Construction troisième usine eau potable Niamey : un chantier clé pour l’approvisionnement du Niger
Un projet d’envergure pour sécuriser l’accès à l’eau à Niamey
Une délégation de haut niveau, réunissant le coordonnateur du Projet Plateforme Intégrée pour la Sécurité de l’Eau au Niger (PISEN), M. Zibo Zakara, un représentant de la Banque Mondiale et les équipes de la Société de Patrimoine des Eaux du Niger (SPEN), s’est rendue sur le chantier de la troisième usine de traitement et production d’eau potable de Niamey. L’inspection a porté sur les sites stratégiques du projet : la prise d’eau, l’unité de traitement en construction et l’emplacement des futurs réservoirs, essentiels pour répondre aux besoins croissants de la capitale.

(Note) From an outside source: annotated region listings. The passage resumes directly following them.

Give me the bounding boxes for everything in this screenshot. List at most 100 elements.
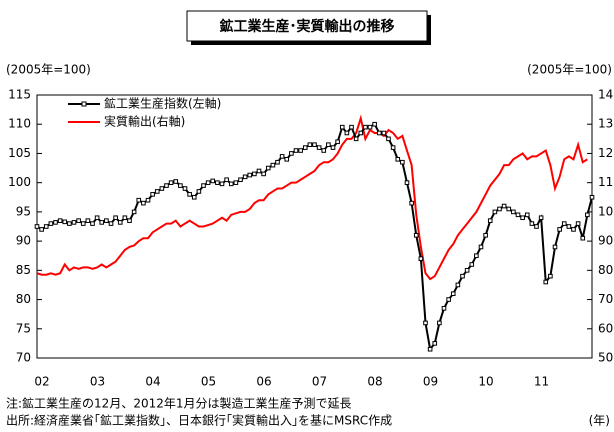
point-marker xyxy=(580,235,586,241)
point-marker xyxy=(94,215,100,221)
point-marker xyxy=(326,142,331,147)
x-tick-label: 11 xyxy=(534,375,549,389)
y2-tick-label: 100 xyxy=(598,204,614,218)
point-marker xyxy=(538,215,544,221)
point-marker xyxy=(43,224,49,229)
series-line xyxy=(36,114,588,281)
point-marker xyxy=(159,186,165,191)
point-marker xyxy=(67,221,72,226)
point-marker xyxy=(289,151,294,156)
point-marker xyxy=(353,136,359,142)
y-tick-label: 110 xyxy=(8,117,31,131)
chart-title: 鉱工業生産･実質輸出の推移 xyxy=(220,18,395,35)
y2-tick-label: 90 xyxy=(598,234,613,248)
note: 注:鉱工業生産の12月、2012年1月分は製造工業生産予測で延長 xyxy=(6,396,352,411)
point-marker xyxy=(34,224,40,229)
point-marker xyxy=(215,180,220,185)
point-marker xyxy=(293,148,299,153)
point-marker xyxy=(344,130,350,136)
y-tick-label: 80 xyxy=(16,292,31,306)
point-marker xyxy=(330,145,336,150)
point-marker xyxy=(376,130,382,136)
point-marker xyxy=(575,221,581,226)
point-marker xyxy=(150,192,155,197)
point-marker xyxy=(437,320,442,326)
point-marker xyxy=(261,171,266,177)
point-marker xyxy=(168,180,174,185)
point-marker xyxy=(228,181,234,187)
point-marker xyxy=(164,183,169,188)
x-axis-label: (年) xyxy=(589,414,610,428)
x-tick-label: 07 xyxy=(312,375,327,389)
y-tick-label: 105 xyxy=(8,146,31,160)
y2-axis-label: (2005年=100) xyxy=(527,63,612,77)
point-marker xyxy=(381,130,387,136)
point-marker xyxy=(483,232,488,238)
point-marker xyxy=(108,221,114,226)
point-marker xyxy=(85,218,91,223)
point-marker xyxy=(196,189,202,194)
point-marker xyxy=(256,168,262,174)
x-tick-label: 08 xyxy=(367,375,382,389)
y-tick-label: 100 xyxy=(8,175,31,189)
point-marker xyxy=(335,139,340,145)
point-marker xyxy=(48,221,54,226)
point-marker xyxy=(53,220,58,225)
point-marker xyxy=(224,177,229,183)
point-marker xyxy=(404,180,410,185)
point-marker xyxy=(358,130,364,136)
point-marker xyxy=(363,124,368,130)
point-marker xyxy=(543,279,549,285)
point-marker xyxy=(478,244,484,250)
point-marker xyxy=(252,171,257,177)
y-axis-label: (2005年=100) xyxy=(6,63,91,77)
point-marker xyxy=(122,215,128,221)
point-marker xyxy=(400,159,405,165)
x-tick-label: 06 xyxy=(256,375,271,389)
point-marker xyxy=(349,124,354,130)
title-box xyxy=(186,10,428,42)
y-tick-label: 90 xyxy=(16,234,31,248)
point-marker xyxy=(154,189,160,194)
point-marker xyxy=(529,221,535,226)
point-marker xyxy=(76,218,81,223)
legend-marker xyxy=(81,101,87,107)
y-tick-label: 70 xyxy=(16,351,31,365)
point-marker xyxy=(275,159,280,165)
point-marker xyxy=(520,215,525,221)
point-marker xyxy=(62,219,68,225)
point-marker xyxy=(441,306,447,311)
point-marker xyxy=(511,209,516,215)
point-marker xyxy=(284,156,290,162)
plot-frame xyxy=(36,94,593,359)
point-marker xyxy=(571,227,576,232)
point-marker xyxy=(474,253,479,259)
y-tick-label: 85 xyxy=(16,263,31,277)
point-marker xyxy=(279,154,285,159)
point-marker xyxy=(141,200,146,206)
point-marker xyxy=(131,209,137,215)
y2-tick-label: 120 xyxy=(598,146,614,160)
point-marker xyxy=(492,209,498,215)
note: 出所:経済産業省｢鉱工業指数｣、日本銀行｢実質輸出入｣を基にMSRC作成 xyxy=(6,413,392,428)
point-marker xyxy=(557,227,562,232)
x-tick-label: 02 xyxy=(34,375,49,389)
point-marker xyxy=(187,192,192,197)
point-marker xyxy=(39,227,44,232)
point-marker xyxy=(219,181,225,187)
point-marker xyxy=(205,180,211,185)
point-marker xyxy=(524,212,530,218)
x-tick-label: 03 xyxy=(90,375,105,389)
point-marker xyxy=(455,282,461,288)
point-marker xyxy=(390,145,396,150)
point-marker xyxy=(409,200,414,206)
point-marker xyxy=(127,218,132,223)
point-marker xyxy=(233,180,239,185)
point-marker xyxy=(585,212,590,218)
point-marker xyxy=(487,218,493,223)
point-marker xyxy=(386,136,391,142)
point-marker xyxy=(339,124,345,130)
y-tick-label: 75 xyxy=(16,321,31,335)
point-marker xyxy=(302,145,308,150)
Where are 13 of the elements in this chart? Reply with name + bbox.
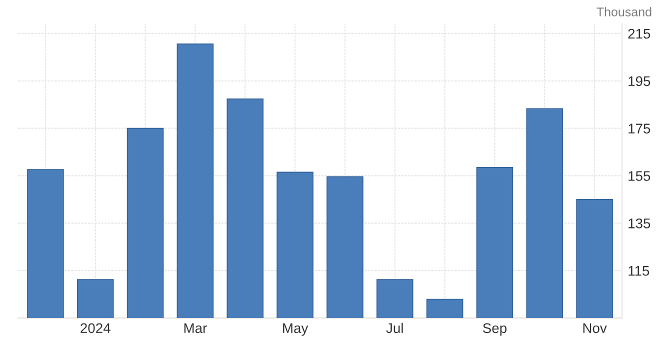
y-tick-label: 195 bbox=[628, 76, 650, 86]
y-tick-label: 175 bbox=[628, 124, 650, 134]
y-tick-label: 135 bbox=[628, 218, 650, 228]
x-tick-label: Mar bbox=[184, 323, 207, 334]
y-tick-label: 155 bbox=[628, 171, 650, 181]
x-tick-label: 2024 bbox=[80, 323, 110, 334]
y-axis-title: Thousand bbox=[596, 7, 652, 16]
y-tick-label: 215 bbox=[628, 28, 650, 39]
x-tick-label: Sep bbox=[482, 323, 506, 336]
x-tick-label: Jul bbox=[386, 322, 403, 334]
x-tick-label: May bbox=[283, 323, 308, 336]
x-tick-label: Nov bbox=[583, 323, 607, 334]
y-tick-label: 115 bbox=[628, 266, 650, 276]
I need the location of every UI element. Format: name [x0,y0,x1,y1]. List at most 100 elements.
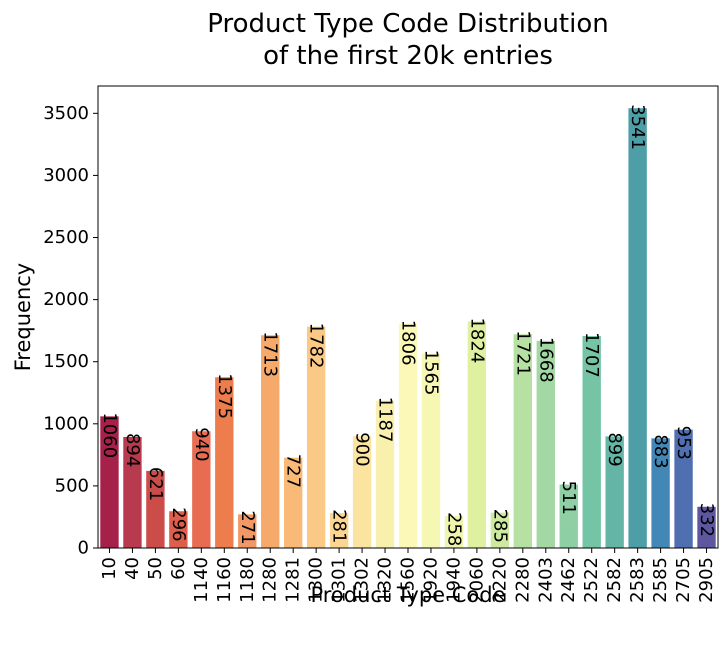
x-tick-label-1301: 1301 [329,557,350,603]
data-label-2060: 1824 [466,317,487,363]
x-tick-label-2403: 2403 [535,557,556,603]
data-label-1301: 281 [329,509,350,543]
x-tick-label-60: 60 [168,557,189,580]
data-label-1320: 1187 [375,397,396,443]
plot-frame [97,85,719,549]
x-tick-label-2462: 2462 [558,557,579,603]
data-label-50: 621 [145,467,166,501]
x-tick-label-1160: 1160 [214,557,235,603]
data-label-2582: 899 [604,432,625,466]
chart-title-line-1: Product Type Code Distribution [207,9,608,39]
data-label-2462: 511 [558,481,579,515]
data-label-1160: 1375 [214,373,235,419]
bar-2585 [651,438,670,548]
data-label-2220: 285 [489,509,510,543]
x-tick-label-10: 10 [99,557,120,580]
y-tick-label-3000: 3000 [43,165,89,186]
x-axis: 10 40 50 60 1140 1160 1180 1280 1281 1300 1301 1302… [99,548,717,603]
bar-1302 [352,436,372,548]
bar-2583 [628,108,647,548]
x-tick-label-1300: 1300 [306,557,327,603]
y-tick-label-3500: 3500 [43,103,89,124]
bar-1280 [261,335,280,548]
x-axis-label: Product Type Code [310,583,505,607]
x-tick-label-1940: 1940 [443,557,464,603]
data-label-2522: 1707 [581,332,602,378]
data-label-10: 1060 [99,412,120,458]
bar-2060 [467,321,487,548]
bar-1160 [215,377,234,548]
bar-10 [100,416,119,548]
x-tick-label-1140: 1140 [191,557,212,603]
x-tick-label-40: 40 [122,557,143,580]
bar-2403 [536,340,555,548]
x-tick-label-2585: 2585 [650,557,671,603]
chart-title-line-2: of the first 20k entries [263,41,553,71]
bars-group [100,108,716,548]
data-label-1920: 1565 [420,350,441,396]
bar-2705 [674,429,693,548]
x-tick-label-2060: 2060 [466,557,487,603]
data-label-1180: 271 [237,510,258,544]
x-tick-label-2705: 2705 [673,557,694,603]
bar-1180 [238,514,257,548]
x-tick-label-1180: 1180 [237,557,258,603]
x-tick-label-1302: 1302 [352,557,373,603]
data-label-1940: 258 [443,512,464,546]
y-axis: 0 500 1000 1500 2000 2500 3000 3500 [43,103,98,559]
data-label-2403: 1668 [535,337,556,383]
bar-2522 [582,336,601,548]
bar-40 [123,436,142,548]
data-label-1560: 1806 [398,320,419,366]
bar-2905 [697,506,716,548]
bar-1140 [192,431,211,548]
y-tick-label-2000: 2000 [43,289,89,310]
bar-1300 [306,326,326,548]
x-tick-label-2220: 2220 [489,557,510,603]
y-axis-label: Frequency [11,263,35,372]
data-label-2585: 883 [650,434,671,468]
bar-2462 [559,484,578,548]
bar-1320 [375,400,395,548]
data-label-2705: 953 [673,426,694,460]
x-tick-label-2905: 2905 [696,557,717,603]
x-tick-label-50: 50 [145,557,166,580]
y-tick-label-500: 500 [55,475,89,496]
data-label-1281: 727 [283,454,304,488]
x-tick-label-1320: 1320 [375,557,396,603]
bar-1301 [329,513,349,548]
data-label-2583: 3541 [627,104,648,150]
x-tick-label-2280: 2280 [512,557,533,603]
y-tick-label-2500: 2500 [43,227,89,248]
bar-1560 [398,323,418,548]
data-label-60: 296 [168,507,189,541]
x-tick-label-2582: 2582 [604,557,625,603]
bar-60 [169,511,188,548]
x-tick-label-2522: 2522 [581,557,602,603]
x-tick-label-1920: 1920 [420,557,441,603]
data-label-1300: 1782 [306,323,327,369]
bar-1281 [284,457,303,548]
y-tick-label-1500: 1500 [43,351,89,372]
data-label-2905: 332 [696,503,717,537]
bar-50 [146,470,165,548]
bar-2280 [513,334,532,548]
bar-1920 [421,353,441,548]
x-tick-label-1281: 1281 [283,557,304,603]
x-tick-label-1560: 1560 [398,557,419,603]
y-tick-label-0: 0 [78,538,89,559]
data-label-40: 894 [122,433,143,467]
data-label-1280: 1713 [260,331,281,377]
y-tick-label-1000: 1000 [43,413,89,434]
data-label-1302: 900 [352,432,373,466]
chart-title: Product Type Code Distribution of the fi… [207,9,608,71]
data-label-1140: 940 [191,427,212,461]
x-tick-label-2583: 2583 [627,557,648,603]
bar-2582 [605,436,624,548]
x-tick-label-1280: 1280 [260,557,281,603]
bar-2220 [490,512,510,548]
bar-1940 [444,515,464,548]
data-label-2280: 1721 [512,330,533,376]
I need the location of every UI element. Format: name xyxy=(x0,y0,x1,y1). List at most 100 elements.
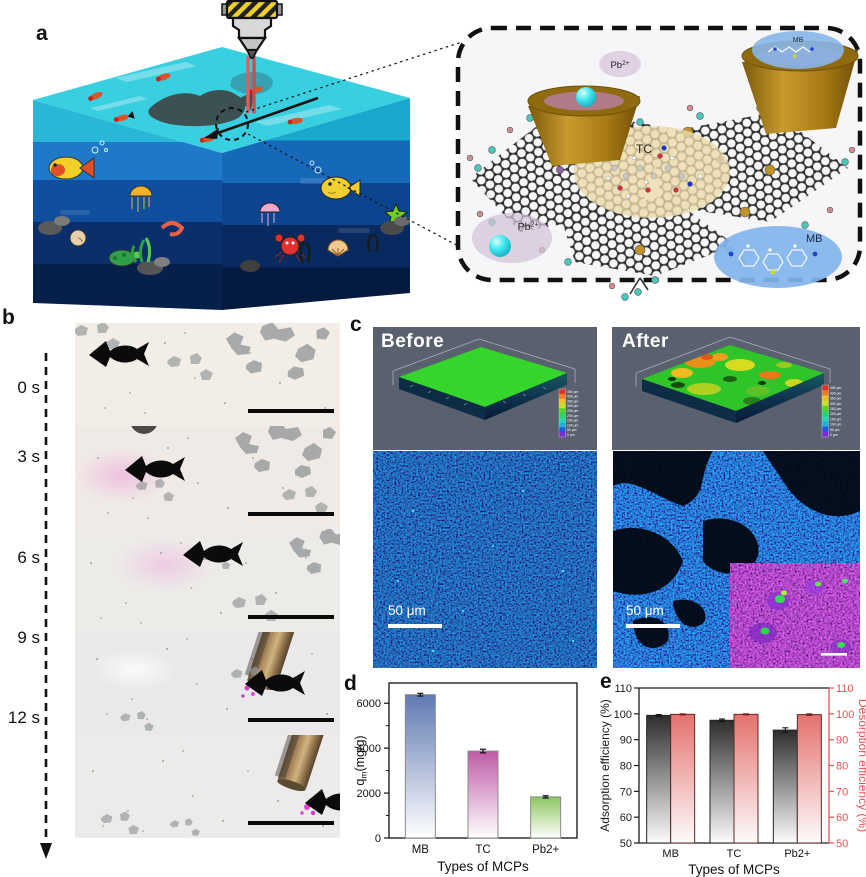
micrograph-frame-0s xyxy=(75,323,340,426)
left-tick-label: 90 xyxy=(620,735,632,747)
colorbar-tick: 450 μm xyxy=(567,390,579,394)
pb-top-label: Pb2+ xyxy=(610,60,629,71)
sea-creatures-left xyxy=(38,140,185,275)
scalebar-after xyxy=(626,624,680,628)
before-label: Before xyxy=(381,331,445,352)
after-label: After xyxy=(622,331,669,352)
bar-Pb2+-desorption xyxy=(796,714,822,844)
scale-bar xyxy=(248,615,334,619)
bar-Pb2+ xyxy=(530,796,562,839)
colorbar-tick: 300 μm xyxy=(567,404,579,408)
left-tick-label: 70 xyxy=(620,786,632,798)
fluorescence-after-image xyxy=(613,451,860,668)
ocean-cube xyxy=(33,47,410,310)
magnified-inset xyxy=(730,563,860,668)
x-tick-label: Pb2+ xyxy=(532,844,559,856)
colorbar-tick: 400 μm xyxy=(830,391,842,395)
shell-spiral-icon xyxy=(69,229,87,247)
timestamp-3s: 3 s xyxy=(17,447,40,466)
colorbar-tick: 150 μm xyxy=(830,417,842,421)
pb-bottom-label: Pb2+ xyxy=(518,221,539,233)
debris-cluster xyxy=(226,323,330,380)
kelp-dark-icon xyxy=(299,233,379,263)
fish-robot xyxy=(89,341,149,367)
arrowhead-icon xyxy=(40,843,52,859)
colorbar-tick: 0 μm xyxy=(567,433,575,437)
micrograph-frame-3s xyxy=(75,426,340,529)
bar-Pb2+-adsorption xyxy=(772,729,798,844)
fish-robot xyxy=(183,541,243,567)
light-glow xyxy=(90,647,180,692)
rocks-right-icon xyxy=(240,216,410,272)
colorbar-tick: 350 μm xyxy=(830,397,842,401)
bar-MB-adsorption xyxy=(646,714,672,844)
fish-yellow-icon xyxy=(320,176,361,200)
x-axis-title: Types of MCPs xyxy=(688,862,780,877)
flat-surface xyxy=(399,347,567,407)
scale-bar xyxy=(248,409,334,413)
pipette-tip xyxy=(272,735,325,794)
right-tick-label: 60 xyxy=(836,812,848,824)
nozzle-tip xyxy=(245,49,259,59)
tc-label: TC xyxy=(636,142,652,156)
zoom-circle xyxy=(215,107,249,141)
debris-cluster xyxy=(167,353,213,380)
colorbar-tick: 200 μm xyxy=(830,412,842,416)
panel-a-illustration: TC Pb2+ MB Pb2+ xyxy=(33,0,863,310)
adsorption-capacity-chart: 0 2000 4000 6000 qm(mg/g) MB TC Pb2+Types of MC… xyxy=(353,682,578,874)
axis-ticks xyxy=(409,384,547,406)
cube-left-face xyxy=(33,100,222,310)
heater-block xyxy=(225,0,279,20)
cyclodextrin-cone-right: MB xyxy=(741,31,859,134)
scalebar-label-after: 50 μm xyxy=(626,603,664,618)
green-mcp-spots xyxy=(760,578,848,648)
bar-MB-desorption xyxy=(670,713,696,844)
scalebar-label-before: 50 μm xyxy=(388,603,426,618)
right-tick-label: 110 xyxy=(836,683,854,695)
debris-cluster xyxy=(289,529,340,580)
surface-streaks xyxy=(90,62,342,126)
jellyfish-pink-icon xyxy=(259,202,281,226)
bar-TC-desorption xyxy=(733,713,759,844)
colorbar-tick: 50 μm xyxy=(830,428,840,432)
debris-cluster xyxy=(170,818,200,836)
fish-robot xyxy=(305,789,340,815)
left-tick-label: 50 xyxy=(620,838,632,850)
colorbar-tick: 250 μm xyxy=(567,409,579,413)
right-tick-label: 100 xyxy=(836,709,854,721)
sea-creatures-right xyxy=(240,160,410,272)
panel-d-letter: d xyxy=(344,672,357,695)
x-tick-label: TC xyxy=(727,848,742,860)
debris-cluster xyxy=(100,811,140,834)
pb-ion-sphere xyxy=(576,87,596,107)
scallop-shell-icon xyxy=(327,239,349,257)
colorbar-tick: 300 μm xyxy=(830,402,842,406)
x-tick-label: TC xyxy=(475,844,490,856)
timeline-arrow xyxy=(40,353,52,859)
colorbar-tick: 100 μm xyxy=(830,423,842,427)
surface-arrowhead xyxy=(204,128,219,139)
y-tick-label: 4000 xyxy=(357,743,381,755)
molecular-inset: TC Pb2+ MB Pb2+ xyxy=(455,25,863,301)
timestamp-9s: 9 s xyxy=(17,628,40,647)
timestamp-0s: 0 s xyxy=(17,378,40,397)
right-tick-label: 70 xyxy=(836,786,848,798)
bubbles-right-icon xyxy=(309,160,322,174)
micrograph-frame-12s xyxy=(75,735,340,838)
topography-after-image: 450 μm 400 μm 350 μm 300 μm 250 μm 200 μm 150 … xyxy=(612,327,860,450)
right-axis-title: Desorption efficiency (%) xyxy=(856,699,866,832)
x-axis-title: Types of MCPs xyxy=(437,859,529,874)
colorbar-tick: 50 μm xyxy=(567,428,577,432)
debris-cluster xyxy=(282,486,328,513)
colorbar-tick: 450 μm xyxy=(830,386,842,390)
jellyfish-orange-icon xyxy=(129,185,153,212)
debris-cluster xyxy=(235,426,336,478)
fish-yellow-red-icon xyxy=(48,156,95,180)
left-tick-label: 80 xyxy=(620,761,632,773)
bubbles-icon xyxy=(91,140,108,154)
y-tick-label: 0 xyxy=(375,833,381,845)
micrograph-frame-9s xyxy=(75,632,340,735)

Un schéma directeur ambitieux pour l’hydraulique urbaine
Depuis 2017, la SPEN s’est engagée dans un schéma directeur visant à moderniser l’hydraulique urbaine et semi-urbaine du Niger. Parmi les infrastructures prévues, la troisième usine de Niamey occupe une place centrale. D’une capacité totale de 250 000 m³ par jour, ce projet sera réalisé en trois phases progressives : 100 000 m³/jour initialement, suivis de deux tranches supplémentaires de 75 000 m³ chacune. L’objectif ? Garantir un accès durable à l’eau potable pour les populations des zones périphériques et urbaines de la capitale.
Le PISEN, en charge de la coordination du projet, bénéficie de l’appui technique et financier de la Banque Mondiale, tandis que la SPEN en assure la maîtrise d’ouvrage. Ce partenariat tripartite illustre l’engagement des autorités nigériennes et de leurs partenaires internationaux à renforcer les infrastructures hydrauliques du pays.
Une infrastructure conçue pour irriguer les quartiers défavorisés
Les techniciens du site de prise d’eau ont détaillé le fonctionnement du futur réseau. L’eau brute sera acheminée vers une usine en construction sur le plateau, puis distribuée vers deux réservoirs de 2 500 m³ chacun, situés sur le plateau de Yawari. Ces réservoirs serviront de relais pour alimenter les quartiers périphériques, souvent les plus touchés par les pénuries d’eau.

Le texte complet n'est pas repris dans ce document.